T. Charles Erickson/OSF
By Bob Hicks
All right, now, enough is enough. Not to get all Bardic on your heads, but this truly seems to be the summer of the Oregon Shakespeare Festival‘s discontent.
Yesterday we told you about the storm that sapped the power all over the festival’s hometown of Ashland, and the emergency-tent performance that was thus wiped out, and we recounted the perils of the broken playhouse, which after six weeks of darkness thankfully will be whole again in another couple of weeks.
So now let’s catch up with last night and the Case of the Empty House. That would be, The Case of the Empty House Awash in Rain, except it wasn’t totally empty (Mr. Scatter exaggerates) and the rain, for all its annoyance, wasn’t exactly a gullywasher, although a fair share of the audience that did show up treated it like the Johnstown Flood.

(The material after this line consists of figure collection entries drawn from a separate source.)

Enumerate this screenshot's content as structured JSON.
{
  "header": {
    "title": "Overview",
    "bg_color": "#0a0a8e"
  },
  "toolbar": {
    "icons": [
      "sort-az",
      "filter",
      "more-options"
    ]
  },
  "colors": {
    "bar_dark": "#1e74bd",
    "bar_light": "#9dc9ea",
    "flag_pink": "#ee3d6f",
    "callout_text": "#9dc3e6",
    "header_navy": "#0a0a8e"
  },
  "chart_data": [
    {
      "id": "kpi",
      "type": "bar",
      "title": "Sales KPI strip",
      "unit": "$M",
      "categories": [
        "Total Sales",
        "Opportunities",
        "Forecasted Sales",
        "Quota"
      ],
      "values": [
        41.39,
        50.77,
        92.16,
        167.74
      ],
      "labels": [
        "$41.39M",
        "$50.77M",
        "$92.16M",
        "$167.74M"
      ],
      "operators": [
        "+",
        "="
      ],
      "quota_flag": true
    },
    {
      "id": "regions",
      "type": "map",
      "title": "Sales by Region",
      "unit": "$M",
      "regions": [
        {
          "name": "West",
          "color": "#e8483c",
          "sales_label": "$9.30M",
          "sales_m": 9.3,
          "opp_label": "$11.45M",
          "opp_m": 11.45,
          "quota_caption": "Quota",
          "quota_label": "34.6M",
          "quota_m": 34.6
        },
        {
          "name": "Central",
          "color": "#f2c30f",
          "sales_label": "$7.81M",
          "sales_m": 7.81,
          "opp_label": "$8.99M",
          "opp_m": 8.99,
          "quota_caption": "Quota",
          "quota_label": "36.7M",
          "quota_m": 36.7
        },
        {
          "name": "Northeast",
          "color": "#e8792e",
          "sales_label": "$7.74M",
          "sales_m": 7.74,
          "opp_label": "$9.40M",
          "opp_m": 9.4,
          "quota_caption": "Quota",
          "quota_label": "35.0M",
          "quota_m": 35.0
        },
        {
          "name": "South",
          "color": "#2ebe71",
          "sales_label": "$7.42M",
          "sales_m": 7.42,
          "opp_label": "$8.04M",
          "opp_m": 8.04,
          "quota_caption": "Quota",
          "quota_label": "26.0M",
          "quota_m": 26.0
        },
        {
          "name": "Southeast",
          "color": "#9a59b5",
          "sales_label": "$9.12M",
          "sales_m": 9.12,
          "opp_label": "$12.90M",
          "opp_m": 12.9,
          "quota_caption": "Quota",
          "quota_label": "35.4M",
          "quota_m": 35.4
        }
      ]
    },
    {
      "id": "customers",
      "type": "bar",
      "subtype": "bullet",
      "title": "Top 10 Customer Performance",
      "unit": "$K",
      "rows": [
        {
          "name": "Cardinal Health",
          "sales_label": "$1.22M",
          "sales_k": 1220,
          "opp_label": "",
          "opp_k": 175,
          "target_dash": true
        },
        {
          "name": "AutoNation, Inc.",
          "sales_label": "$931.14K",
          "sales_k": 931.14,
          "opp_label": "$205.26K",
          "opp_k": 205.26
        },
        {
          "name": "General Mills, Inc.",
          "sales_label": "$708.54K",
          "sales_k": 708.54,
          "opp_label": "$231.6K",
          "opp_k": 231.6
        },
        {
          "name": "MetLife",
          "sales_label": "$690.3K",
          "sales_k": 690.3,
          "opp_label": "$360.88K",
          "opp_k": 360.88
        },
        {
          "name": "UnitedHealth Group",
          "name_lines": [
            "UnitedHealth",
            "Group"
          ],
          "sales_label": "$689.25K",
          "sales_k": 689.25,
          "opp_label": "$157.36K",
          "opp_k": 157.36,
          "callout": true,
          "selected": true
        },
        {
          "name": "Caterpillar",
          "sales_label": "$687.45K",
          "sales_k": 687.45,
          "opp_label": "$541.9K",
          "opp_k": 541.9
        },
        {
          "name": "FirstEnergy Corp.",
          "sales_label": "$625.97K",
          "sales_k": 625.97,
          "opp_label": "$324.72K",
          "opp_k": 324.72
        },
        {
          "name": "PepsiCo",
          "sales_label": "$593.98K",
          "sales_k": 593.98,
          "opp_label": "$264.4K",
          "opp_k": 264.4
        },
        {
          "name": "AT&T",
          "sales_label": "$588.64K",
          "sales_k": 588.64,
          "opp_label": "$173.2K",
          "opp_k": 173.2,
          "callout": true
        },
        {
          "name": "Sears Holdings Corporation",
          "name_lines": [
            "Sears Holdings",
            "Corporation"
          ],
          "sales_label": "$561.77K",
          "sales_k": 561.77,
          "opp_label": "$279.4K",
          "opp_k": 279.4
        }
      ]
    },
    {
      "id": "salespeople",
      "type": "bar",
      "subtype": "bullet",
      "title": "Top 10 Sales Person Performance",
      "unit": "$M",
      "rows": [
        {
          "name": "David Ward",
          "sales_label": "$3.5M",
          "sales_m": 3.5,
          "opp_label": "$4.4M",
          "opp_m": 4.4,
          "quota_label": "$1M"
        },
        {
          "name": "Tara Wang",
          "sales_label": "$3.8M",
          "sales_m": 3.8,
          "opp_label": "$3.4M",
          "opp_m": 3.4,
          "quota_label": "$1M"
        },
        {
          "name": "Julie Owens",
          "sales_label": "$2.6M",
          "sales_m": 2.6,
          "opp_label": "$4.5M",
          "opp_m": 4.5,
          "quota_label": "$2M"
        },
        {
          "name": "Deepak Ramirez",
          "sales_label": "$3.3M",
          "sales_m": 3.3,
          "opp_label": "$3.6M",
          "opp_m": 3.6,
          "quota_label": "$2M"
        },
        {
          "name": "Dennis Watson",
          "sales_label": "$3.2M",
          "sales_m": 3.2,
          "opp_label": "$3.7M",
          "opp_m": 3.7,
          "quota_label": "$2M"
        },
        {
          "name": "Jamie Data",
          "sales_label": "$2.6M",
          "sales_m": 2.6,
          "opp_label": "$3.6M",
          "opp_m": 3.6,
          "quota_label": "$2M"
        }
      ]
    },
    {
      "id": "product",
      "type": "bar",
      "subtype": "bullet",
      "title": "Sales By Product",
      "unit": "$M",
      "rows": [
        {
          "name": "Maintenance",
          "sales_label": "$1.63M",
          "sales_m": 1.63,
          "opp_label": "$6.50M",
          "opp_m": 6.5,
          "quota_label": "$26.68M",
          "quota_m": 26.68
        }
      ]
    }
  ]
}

The theater was the Elizabethan Stage, that grand open-air space that holds 1,200 people. The play was Henry IV, Part Two, the midplay in the Henry saga and in many ways the least stirring, yet a play that still has considerable charms. The audience was … sparse. I’ve seen a few light houses in the 30-plus years I’ve been coming to the festival, but for a Saturday night in July and a play that may not be one of the box-office boffos like Twelfth Night but is hardly Troilus and Cressida or Pericles, Prince of Tyre either, the wide swaths of empty seats were shocking.